In Photoshop, I experimented with a lot of different directions (Figure 8.48). I imported textures and tried out blending modes. I created gradient overlays to adjust lighting. I painted on layers with different colors and blending modes to colorize the render. Basically I was texturing the image in Photoshop instead of in 3D. This is a far quicker process and allows for many iterations to be produced in a short time. If you want to texture your character in 3D, you can use these 2D experiments as a guide.
After perhaps an hour of experiment, the idea for smoke and a cigarette emerged. I painted some smoke coming out of the top of his head and liked the idea. But to develop that idea, I need to either paint the smoke by hand, create it in 3D using dynamics, or use photos. I chose photography, the quickest option that would produce good results.
Back in Photoshop, I experimented with some of the photos, compositing them using the Screen blending mode. Because they were shot with a black background, simply adjusting Levels gave me a perfect comp. I integrated seven smoke images by using the Liquify and Warp tools (Figure 8.49).
With the smoke mostly worked out, it was time to create the cigarette. In Maya I created a cube, extruded a face a few times to make it cylindrical, and positioned it in the mouth where I wanted it in relation to the teeth. I knew that I wanted my character to be biting the cigarette. I then flattened the UVs in Maya and sent the OBJ to ZBrush for detailing. I smoothed it a few times and then primarily used the Standard brush (drag rectangle) with various standard ZBrush alphas.

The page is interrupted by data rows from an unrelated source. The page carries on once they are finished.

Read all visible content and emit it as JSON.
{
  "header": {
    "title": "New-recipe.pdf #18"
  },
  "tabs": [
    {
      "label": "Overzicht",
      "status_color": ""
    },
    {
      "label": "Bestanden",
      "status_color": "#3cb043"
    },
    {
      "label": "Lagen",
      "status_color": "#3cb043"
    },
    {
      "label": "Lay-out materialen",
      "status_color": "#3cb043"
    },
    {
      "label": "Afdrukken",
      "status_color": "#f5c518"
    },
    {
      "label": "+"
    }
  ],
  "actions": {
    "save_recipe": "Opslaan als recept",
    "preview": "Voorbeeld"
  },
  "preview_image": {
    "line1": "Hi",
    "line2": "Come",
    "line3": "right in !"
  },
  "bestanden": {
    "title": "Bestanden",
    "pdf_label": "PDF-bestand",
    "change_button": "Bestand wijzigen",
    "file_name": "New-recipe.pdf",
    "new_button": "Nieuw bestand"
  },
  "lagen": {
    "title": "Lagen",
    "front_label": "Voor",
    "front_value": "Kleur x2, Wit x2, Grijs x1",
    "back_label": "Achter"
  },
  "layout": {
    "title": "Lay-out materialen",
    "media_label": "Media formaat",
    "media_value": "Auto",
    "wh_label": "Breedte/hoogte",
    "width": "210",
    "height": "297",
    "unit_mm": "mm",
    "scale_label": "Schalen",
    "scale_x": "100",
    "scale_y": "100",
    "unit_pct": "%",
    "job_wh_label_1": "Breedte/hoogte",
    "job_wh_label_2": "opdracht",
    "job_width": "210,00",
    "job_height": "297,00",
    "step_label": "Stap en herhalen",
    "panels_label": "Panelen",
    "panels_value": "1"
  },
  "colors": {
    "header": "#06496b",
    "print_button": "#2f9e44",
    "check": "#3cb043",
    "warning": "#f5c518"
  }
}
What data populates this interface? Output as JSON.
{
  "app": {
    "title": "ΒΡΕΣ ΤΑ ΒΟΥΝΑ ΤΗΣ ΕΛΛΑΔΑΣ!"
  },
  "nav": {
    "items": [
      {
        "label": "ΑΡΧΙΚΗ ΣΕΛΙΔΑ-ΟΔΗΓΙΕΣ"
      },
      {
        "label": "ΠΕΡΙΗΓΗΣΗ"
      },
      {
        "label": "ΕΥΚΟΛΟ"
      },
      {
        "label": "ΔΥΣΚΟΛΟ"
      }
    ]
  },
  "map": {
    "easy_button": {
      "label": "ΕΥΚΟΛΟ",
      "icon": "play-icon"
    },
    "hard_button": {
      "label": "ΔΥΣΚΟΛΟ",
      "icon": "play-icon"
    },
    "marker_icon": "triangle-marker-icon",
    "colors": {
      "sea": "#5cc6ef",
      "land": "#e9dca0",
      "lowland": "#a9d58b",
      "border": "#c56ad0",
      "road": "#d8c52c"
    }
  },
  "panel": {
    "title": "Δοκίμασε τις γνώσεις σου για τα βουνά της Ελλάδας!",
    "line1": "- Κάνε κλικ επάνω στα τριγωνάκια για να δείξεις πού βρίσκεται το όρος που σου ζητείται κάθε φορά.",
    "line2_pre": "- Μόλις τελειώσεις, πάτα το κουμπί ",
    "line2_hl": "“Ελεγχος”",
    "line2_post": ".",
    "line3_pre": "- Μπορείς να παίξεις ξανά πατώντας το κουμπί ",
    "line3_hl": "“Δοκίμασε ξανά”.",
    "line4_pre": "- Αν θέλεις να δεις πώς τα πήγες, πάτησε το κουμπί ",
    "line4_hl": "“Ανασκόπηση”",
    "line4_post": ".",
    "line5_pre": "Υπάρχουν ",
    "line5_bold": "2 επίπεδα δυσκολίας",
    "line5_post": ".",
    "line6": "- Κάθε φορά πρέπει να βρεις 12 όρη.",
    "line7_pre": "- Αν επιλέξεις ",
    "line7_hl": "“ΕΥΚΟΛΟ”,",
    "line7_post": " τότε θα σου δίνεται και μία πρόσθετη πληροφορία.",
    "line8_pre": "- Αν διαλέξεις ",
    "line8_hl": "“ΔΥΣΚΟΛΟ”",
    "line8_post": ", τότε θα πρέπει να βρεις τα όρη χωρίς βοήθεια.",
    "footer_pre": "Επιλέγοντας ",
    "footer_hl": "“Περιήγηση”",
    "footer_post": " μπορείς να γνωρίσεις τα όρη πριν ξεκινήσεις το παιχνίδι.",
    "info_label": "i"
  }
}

As I imported the cigarette from Maya, it was intersecting the teeth, so I added depressions to make it look like the teeth were clamping down on it (Figure 8.50). I also used the Move tool to give the cigarette a bit of sag. Once the image was complete in ZBrush, I sent an OBJ and normal map to Maya for final rendering. In Maya, I created a Blinn shader with no reflectivity and a broad and minimal specularity. I did not create any 3D textures for the cigarette; as with the head, I would do that later in 2D. I chose to render the cigarette separately from the head, so I created two new 4096x4096 renders. One render was of the head with the cast shadow of the cigarette but no cigarette (I achieved this by turning off Primary Visibility for the cigarette geometry). For the render of the cigarette, I set all of the shaders, except for the cigarette shader, to Black Hole matte opacity. This caused all objects to render as black in both the RGB and the alpha. I then took these two renders and integrated them into my multilayered Photoshop comp.
I created a couple overlay layers above the image to colorize the cigarette, adding a brown filter, the burned tip, and a brand label (Zufuhr brand smokes) using the Text tool and a little warping, and finally added more smoke coming off the cigarette.
With all of the elements in place, I felt my Photoshop composite needed some final color correction and contrast adjustments to make it appear stronger and less washed out (Figure 8.51). The main changes I made at this stage were creating a Levels adjustment layer for the entire composite and increasing the saturation of the background.